Le dernier vers de Belaïd résume sa leçon de morale: la femme ne doit avoir aucune excuse pour manifester son existence à autrui, fût-ce pour adorer Dieu, En aucun cas elle ne doit satisfaire sa vanité. Cette leçon, Belaïd l'a tirée de son expérience, d'un côté, et de sa connaissance des «droits de Dieu », de l'autre. À l'homme, il reproche de n'avoir pas su tenir la femme dans les limites religieuses et coutumières. Pis encore, il l'accuse d'utiliser la femme pour s'enrichir lui-même.

La force de prédication de Belaïd réside dans son art de jouer - à partir des concepts-clés lh'udûd et làaradh - sur les deux registres, religieux et coutumier, et d'utiliser les deux systèmes de valeurs comme s'ils étaient du même ordre. Les textes d'édification composés par les fuqaha du Souss en berbère-tashelh'it sur le même thème n'exploitent pas les valeurs appar­tenant au registre social pour la simple raison que, pour ces clercs, le social doit se soumettre à la loi divine. Pour Belaïd, les valeurs sociales se confondent avec le religieux et les règles religieuses ne sont pas distinctes des normes sociales.

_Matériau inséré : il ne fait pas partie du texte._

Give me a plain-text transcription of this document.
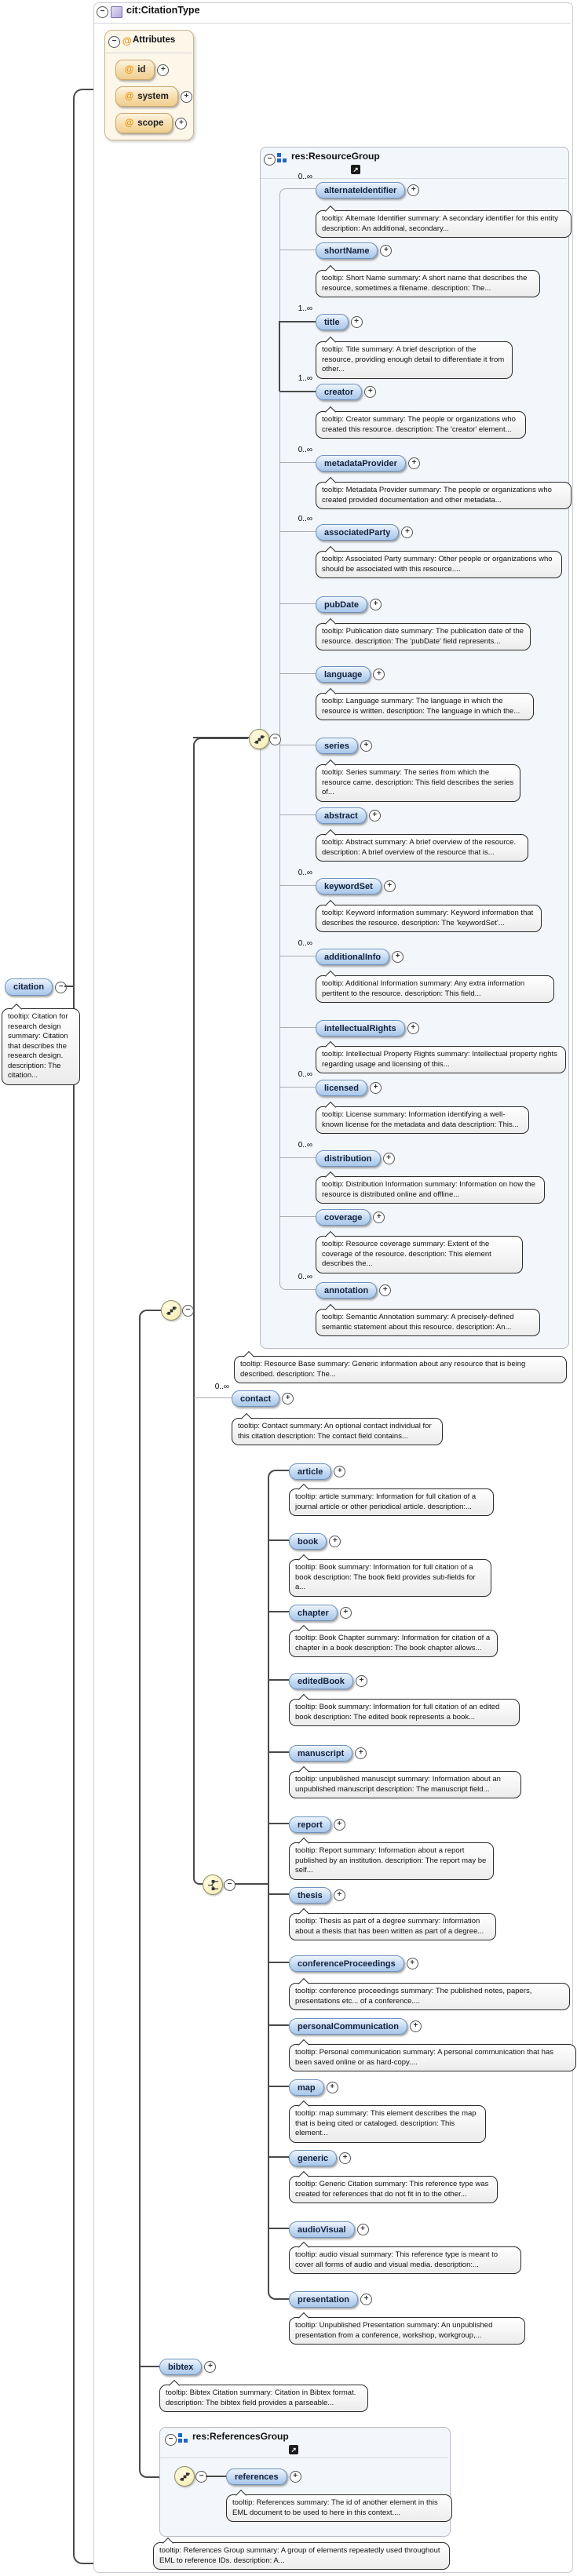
−	cit:CitationType
− @ Attributes
@ id	+
@ system	+
@ scope	+
citation	−
tooltip: Citation for research design summary: Citation that describes the research design. description: The citation...
−	res:ResourceGroup
↗
−
tooltip: Resource Base summary: Generic information about any resource that is being described. description: The...
−
0..∞
contact	+
tooltip: Contact summary: An optional contact individual for this citation description: The contact field contains...
−
bibtex	+
tooltip: Bibtex Citation summary: Citation in Bibtex format. description: The bibtex field provides a parseable...
−	res:ReferencesGroup
↗
−	references	+
tooltip: References summary: The id of another element in this EML document to be used to here in this context....
tooltip: References Group summary: A group of elements repeatedly used throughout EML to reference IDs. description: A...
0..∞
alternateIdentifier	+
tooltip: Alternate Identifier summary: A secondary identifier for this entity description: An additional, secondary...
shortName	+
tooltip: Short Name summary: A short name that describes the resource, sometimes a filename. description: The...
1..∞
title	+
tooltip: Title summary: A brief description of the resource, providing enough detail to differentiate it from other...
1..∞
creator	+
tooltip: Creator summary: The people or organizations who created this resource. description: The 'creator' element...
0..∞
metadataProvider	+
tooltip: Metadata Provider summary: The people or organizations who created provided documentation and other metadata...
0..∞
associatedParty	+
tooltip: Associated Party summary: Other people or organizations who should be associated with this resource....
pubDate	+
tooltip: Publication date summary: The publication date of the resource. description: The 'pubDate' field represents...
language	+
tooltip: Language summary: The language in which the resource is written. description: The language in which the...
series	+
tooltip: Series summary: The series from which the resource came. description: This field describes the series of...
abstract	+
tooltip: Abstract summary: A brief overview of the resource. description: A brief overview of the resource that is...
0..∞
keywordSet	+
tooltip: Keyword information summary: Keyword information that describes the resource. description: The 'keywordSet'...
0..∞
additionalInfo	+
tooltip: Additional Information summary: Any extra information pertitent to the resource. description: This field...
intellectualRights	+
tooltip: Intellectual Property Rights summary: Intellectual property rights regarding usage and licensing of this...
0..∞
licensed	+
tooltip: License summary: Information identifying a well-known license for the metadata and data description: This...
0..∞
distribution	+
tooltip: Distribution Information summary: Information on how the resource is distributed online and offline...
coverage	+
tooltip: Resource coverage summary: Extent of the coverage of the resource. description: This element describes the...
0..∞
annotation	+
tooltip: Semantic Annotation summary: A precisely-defined semantic statement about this resource. description: An...
article	+
tooltip: article summary: Information for full citation of a journal article or other periodical article. description:...
book	+
tooltip: Book summary: Information for full citation of a book description: The book field provides sub-fields for a...
chapter	+
tooltip: Book Chapter summary: Information for citation of a chapter in a book description: The book chapter allows...
editedBook	+
tooltip: Book summary: Information for full citation of an edited book description: The edited book represents a book...
manuscript	+
tooltip: unpublished manuscipt summary: Information about an unpublished manuscript description: The manuscript field...
report	+
tooltip: Report summary: Information about a report published by an institution. description: The report may be self...
thesis	+
tooltip: Thesis as part of a degree summary: Information about a thesis that has been written as part of a degree...
conferenceProceedings	+
tooltip: conference proceedings summary: The published notes, papers, presentations etc... of a conference....
personalCommunication	+
tooltip: Personal communication summary: A personal communication that has been saved online or as hard-copy....
map	+
tooltip: map summary: This element describes the map that is being cited or cataloged. description: This element...
generic	+
tooltip: Generic Citation summary: This reference type was created for references that do not fit in to the other...
audioVisual	+
tooltip: audio visual summary: This reference type is meant to cover all forms of audio and visual media. description:...
presentation	+
tooltip: Unpublished Presentation summary: An unpublished presentation from a conference, workshop, workgroup,...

            Ce mariage entre la tradition des Ishelh'iyn-s et le sherà est ce qui distingue son texte de celui d'un Al-Awzali, d'un Abaàqil ou d'un Al-Wawjuti. A la différence des autres œuvres d'édification religieuse, le texte «Làyalat » place la loi religieuse dans le cadre des us et coutumes, et la lie directement à une des valeurs sociales les plus sacrées dans les sociétés traditionnelles, en l' occurrence méditerranéennes: l'honneur. Par contre, dans le texte du clerc, la loi divine est suffisante en elle-même, elle est au-dessus de cette valeur tribale et n'a donc pas besoin de faire appel au sentiment d'honneur pour convaincre. Pour le faqih, la femme qui désobéit à son conjoint viole une loi religieuse et non sociale. Pour Belaïd elle outrepasse les deux car les limites sociales sont directement en relation avec les h'udud allah.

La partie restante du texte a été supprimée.